AJ Pollock (right) and Jose Abreu celebrate the 5-3 victory against the Tigers at Guaranteed Rate Field. Pollock culminated a productive series against the Tigers with a solo homer and a double.

Quinn Harris/Getty Images

After toying with the weaklings of the American League Central, the White Sox know they must at least maintain their improved play this week against the division-leading Astros and Guardians at less than full strength.

“We have to start winning series and then we can sweep the team, especially with the team coming in,” Lance Lynn said Sunday after pitching the Sox to a 5-3 victory that completed a three-game sweep of the Tigers. “Hopefully we can keep riding high. We have a good team coming in this week, so we have to keep playing good baseball.”
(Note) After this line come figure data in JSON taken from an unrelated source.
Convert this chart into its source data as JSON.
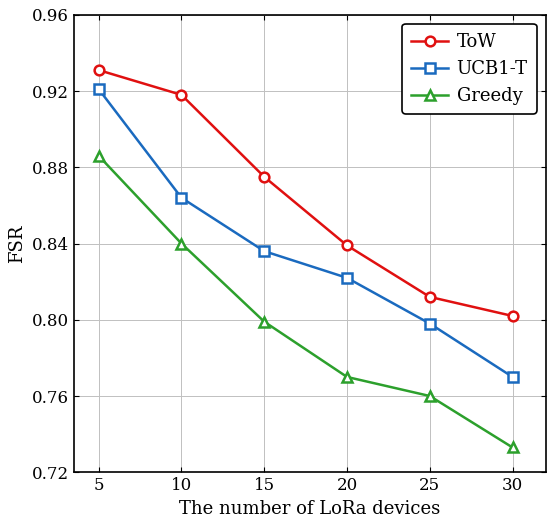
{
  "x": [
    5,
    10,
    15,
    20,
    25,
    30
  ],
  "ToW": [
    0.931,
    0.918,
    0.875,
    0.839,
    0.812,
    0.802
  ],
  "UCB1_T": [
    0.921,
    0.864,
    0.836,
    0.822,
    0.798,
    0.77
  ],
  "Greedy": [
    0.886,
    0.84,
    0.799,
    0.77,
    0.76,
    0.733
  ],
  "ToW_color": "#e01010",
  "UCB1T_color": "#1a6abf",
  "Greedy_color": "#2ca02c",
  "xlabel": "The number of LoRa devices",
  "ylabel": "FSR",
  "ylim": [
    0.72,
    0.96
  ],
  "xlim": [
    3.5,
    32
  ],
  "yticks": [
    0.72,
    0.76,
    0.8,
    0.84,
    0.88,
    0.92,
    0.96
  ],
  "xticks": [
    5,
    10,
    15,
    20,
    25,
    30
  ],
  "legend_labels": [
    "ToW",
    "UCB1-T",
    "Greedy"
  ],
  "legend_loc": "upper right",
  "linewidth": 1.8,
  "markersize": 7
}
The Sox (59-56), who remained 2½ games behind the first-place Guardians in the AL Central, will open a four-game series Monday night against an Astros team that looks as formidable as it did when it eliminated them in the 2021 playoffs en route to the league title. A weekend trip to Cleveland to face the Guardians also awaits the Sox.

The Astros (75-41) possess the AL’s best record and lowest ERA (3.02) and are third in runs (525).
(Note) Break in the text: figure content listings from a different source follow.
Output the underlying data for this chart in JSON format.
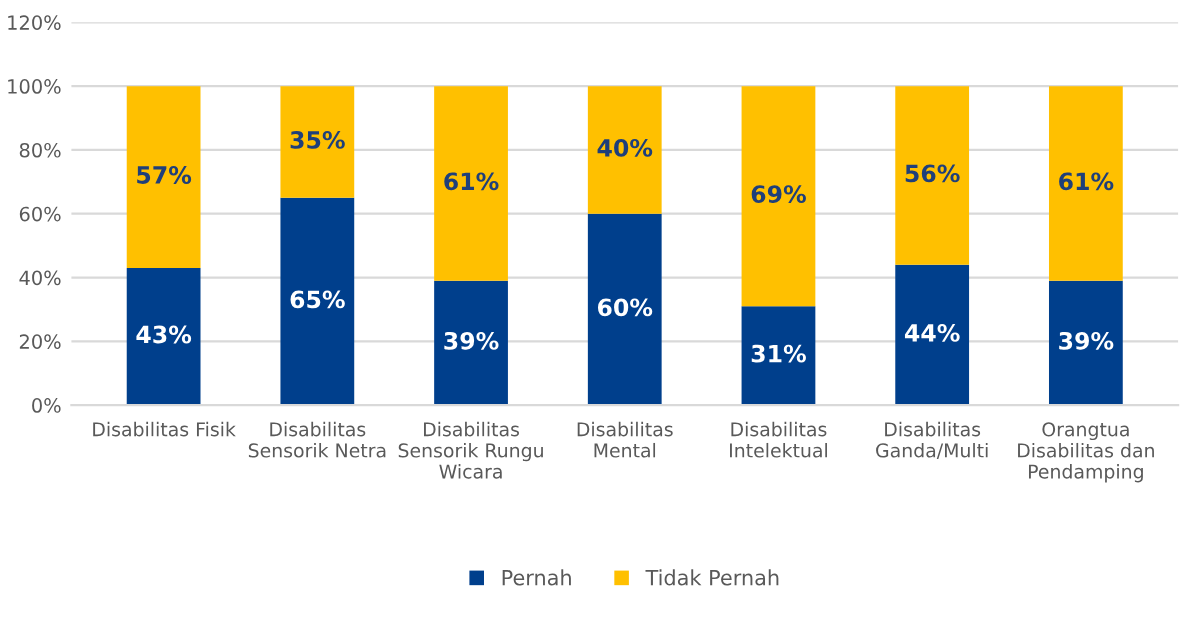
{
  "chart_data": {
    "type": "bar",
    "stacked": true,
    "categories": [
      "Disabilitas Fisik",
      "Disabilitas\nSensorik Netra",
      "Disabilitas\nSensorik Rungu\nWicara",
      "Disabilitas\nMental",
      "Disabilitas\nIntelektual",
      "Disabilitas\nGanda/Multi",
      "Orangtua\nDisabilitas dan\nPendamping"
    ],
    "series": [
      {
        "name": "Pernah",
        "color": "#003f8c",
        "values": [
          43,
          65,
          39,
          60,
          31,
          44,
          39
        ],
        "value_labels": [
          "43%",
          "65%",
          "39%",
          "60%",
          "31%",
          "44%",
          "39%"
        ]
      },
      {
        "name": "Tidak Pernah",
        "color": "#ffc000",
        "values": [
          57,
          35,
          61,
          40,
          69,
          56,
          61
        ],
        "value_labels": [
          "57%",
          "35%",
          "61%",
          "40%",
          "69%",
          "56%",
          "61%"
        ]
      }
    ],
    "ylim": [
      0,
      120
    ],
    "yticks": [
      {
        "value": 0,
        "label": "0%"
      },
      {
        "value": 20,
        "label": "20%"
      },
      {
        "value": 40,
        "label": "40%"
      },
      {
        "value": 60,
        "label": "60%"
      },
      {
        "value": 80,
        "label": "80%"
      },
      {
        "value": 100,
        "label": "100%"
      },
      {
        "value": 120,
        "label": "120%"
      }
    ],
    "grid": "y",
    "legend": "bottom"
  }
}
The Sox, already without All-Star shortstop Tim Anderson for perhaps the rest of the season, hope center fielder Luis Robert’s left wrist sprain heals enough for him to return to the lineup after missing the last two games.

AJ Pollock filled in sufficiently for Anderson at the top of the order by hitting his second home run in as many games and sparking the winning rally in the fifth with a double.
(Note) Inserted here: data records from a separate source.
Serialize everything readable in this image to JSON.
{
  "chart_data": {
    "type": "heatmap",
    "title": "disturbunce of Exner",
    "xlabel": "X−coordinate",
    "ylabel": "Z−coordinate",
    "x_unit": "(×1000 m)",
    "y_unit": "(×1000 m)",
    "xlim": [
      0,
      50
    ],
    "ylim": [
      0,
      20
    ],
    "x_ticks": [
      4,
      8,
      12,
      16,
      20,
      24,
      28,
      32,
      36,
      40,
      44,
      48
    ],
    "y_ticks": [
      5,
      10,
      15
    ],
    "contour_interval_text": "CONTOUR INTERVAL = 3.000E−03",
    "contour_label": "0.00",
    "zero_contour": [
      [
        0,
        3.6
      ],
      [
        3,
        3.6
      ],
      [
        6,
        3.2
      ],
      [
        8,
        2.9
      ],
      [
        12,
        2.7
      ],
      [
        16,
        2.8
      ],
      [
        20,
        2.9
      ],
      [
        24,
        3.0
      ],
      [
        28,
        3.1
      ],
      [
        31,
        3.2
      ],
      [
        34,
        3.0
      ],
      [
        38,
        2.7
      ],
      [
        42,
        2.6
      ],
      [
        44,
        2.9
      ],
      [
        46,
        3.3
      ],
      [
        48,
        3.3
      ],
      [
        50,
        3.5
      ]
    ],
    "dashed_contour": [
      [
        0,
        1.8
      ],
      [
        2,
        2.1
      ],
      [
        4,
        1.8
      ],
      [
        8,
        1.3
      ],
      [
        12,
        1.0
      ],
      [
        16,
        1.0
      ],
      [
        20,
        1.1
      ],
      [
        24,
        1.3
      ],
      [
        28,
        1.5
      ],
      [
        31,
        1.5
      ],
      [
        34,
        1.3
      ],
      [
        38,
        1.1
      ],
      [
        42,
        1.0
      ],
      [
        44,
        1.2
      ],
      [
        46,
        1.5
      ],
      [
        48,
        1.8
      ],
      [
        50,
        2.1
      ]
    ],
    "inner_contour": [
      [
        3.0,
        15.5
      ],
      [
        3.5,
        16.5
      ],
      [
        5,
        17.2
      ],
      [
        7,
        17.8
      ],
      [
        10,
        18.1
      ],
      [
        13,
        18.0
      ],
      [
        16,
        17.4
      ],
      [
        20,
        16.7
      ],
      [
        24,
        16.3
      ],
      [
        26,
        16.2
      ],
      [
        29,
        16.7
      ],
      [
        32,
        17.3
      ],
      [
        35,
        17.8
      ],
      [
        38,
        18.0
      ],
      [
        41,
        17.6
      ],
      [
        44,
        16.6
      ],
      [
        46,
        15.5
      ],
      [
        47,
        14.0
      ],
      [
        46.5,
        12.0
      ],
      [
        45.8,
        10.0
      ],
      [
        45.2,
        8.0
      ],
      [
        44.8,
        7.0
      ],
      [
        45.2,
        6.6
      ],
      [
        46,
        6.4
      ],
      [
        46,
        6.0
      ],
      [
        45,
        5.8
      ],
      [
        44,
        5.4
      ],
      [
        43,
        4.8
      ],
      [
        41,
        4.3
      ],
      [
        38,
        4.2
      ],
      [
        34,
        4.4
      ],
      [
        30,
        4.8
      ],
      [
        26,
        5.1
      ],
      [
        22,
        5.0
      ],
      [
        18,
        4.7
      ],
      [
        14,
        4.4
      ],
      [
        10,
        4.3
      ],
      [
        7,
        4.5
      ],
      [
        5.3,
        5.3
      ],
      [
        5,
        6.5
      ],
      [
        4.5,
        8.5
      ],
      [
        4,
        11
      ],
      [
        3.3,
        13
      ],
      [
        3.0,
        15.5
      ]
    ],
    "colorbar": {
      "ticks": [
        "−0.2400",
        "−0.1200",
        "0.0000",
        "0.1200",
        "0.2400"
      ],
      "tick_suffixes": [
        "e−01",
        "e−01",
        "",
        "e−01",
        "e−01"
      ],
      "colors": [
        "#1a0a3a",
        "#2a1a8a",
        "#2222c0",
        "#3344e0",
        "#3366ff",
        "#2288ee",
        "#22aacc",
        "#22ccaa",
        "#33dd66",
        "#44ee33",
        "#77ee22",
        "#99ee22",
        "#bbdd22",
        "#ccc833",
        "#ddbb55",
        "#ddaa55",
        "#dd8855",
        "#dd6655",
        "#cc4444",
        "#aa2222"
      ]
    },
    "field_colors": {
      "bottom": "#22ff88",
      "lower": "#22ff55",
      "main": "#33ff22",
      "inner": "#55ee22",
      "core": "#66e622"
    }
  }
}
“We have to keep things rolling,” said Andrew Vaughn, whose fielder’s choice scored the go-ahead run in the fifth and added a homer in the eighth.

“We’ve got a big series against the Astros coming up. If we can roll into that, hopefully give ourselves some momentum going forward.”

The Sox displayed a knack for scoring late in all three wins against the feeble Tigers (43-73), playing adequate defense and displaying timely pitching.

It was a contrast from last week’s disappointing series at fourth-place Kansas City, where veteran pitcher Johnny Cueto said the Sox need to “show the fire” while dropping three of four.

“Johnny said it best, ‘I want some more fire,’ ” Vaughn said. “We had some fire. It was good.”

Vaughn slammed his helmet after thinking he grounded into an inning-ending double play to end the fifth, but first baseman Kody Clemens dropped a catchable throw from second baseman Willi Castro that scored Eloy Jiménez with the go-ahead run.

Meanwhile, La Russa said Robert was able to perform more baseball work Sunday but wouldn’t declare him ready for Monday.

“You’ve got to think about who you’ve got, not what you don’t have,” La Russa said. “It’s really critical. I was taught a long time ago, the competition is usually so fine that every edge that you have improves your chances and every edge you give up makes it tougher.

“So obviously, if we’re bemoaning not having Tim, or Tim and Luis, you’re going to lose an edge.”

After allowing an RBI double to Javier Baez, Lynn retired nine of the final 10 batters to improve to 5-0 with a 2.36 ERA in his last six starts against the Tigers.

“We got results for our effort,” La Russa said. “There are times it’s been frustrating because the ball has been hit hard. It started that way. The way Pollock hit [for an out in they first inning], ‘not again.’

“But we hung with it. If we hang with it very well, hopefully we get rewarded.”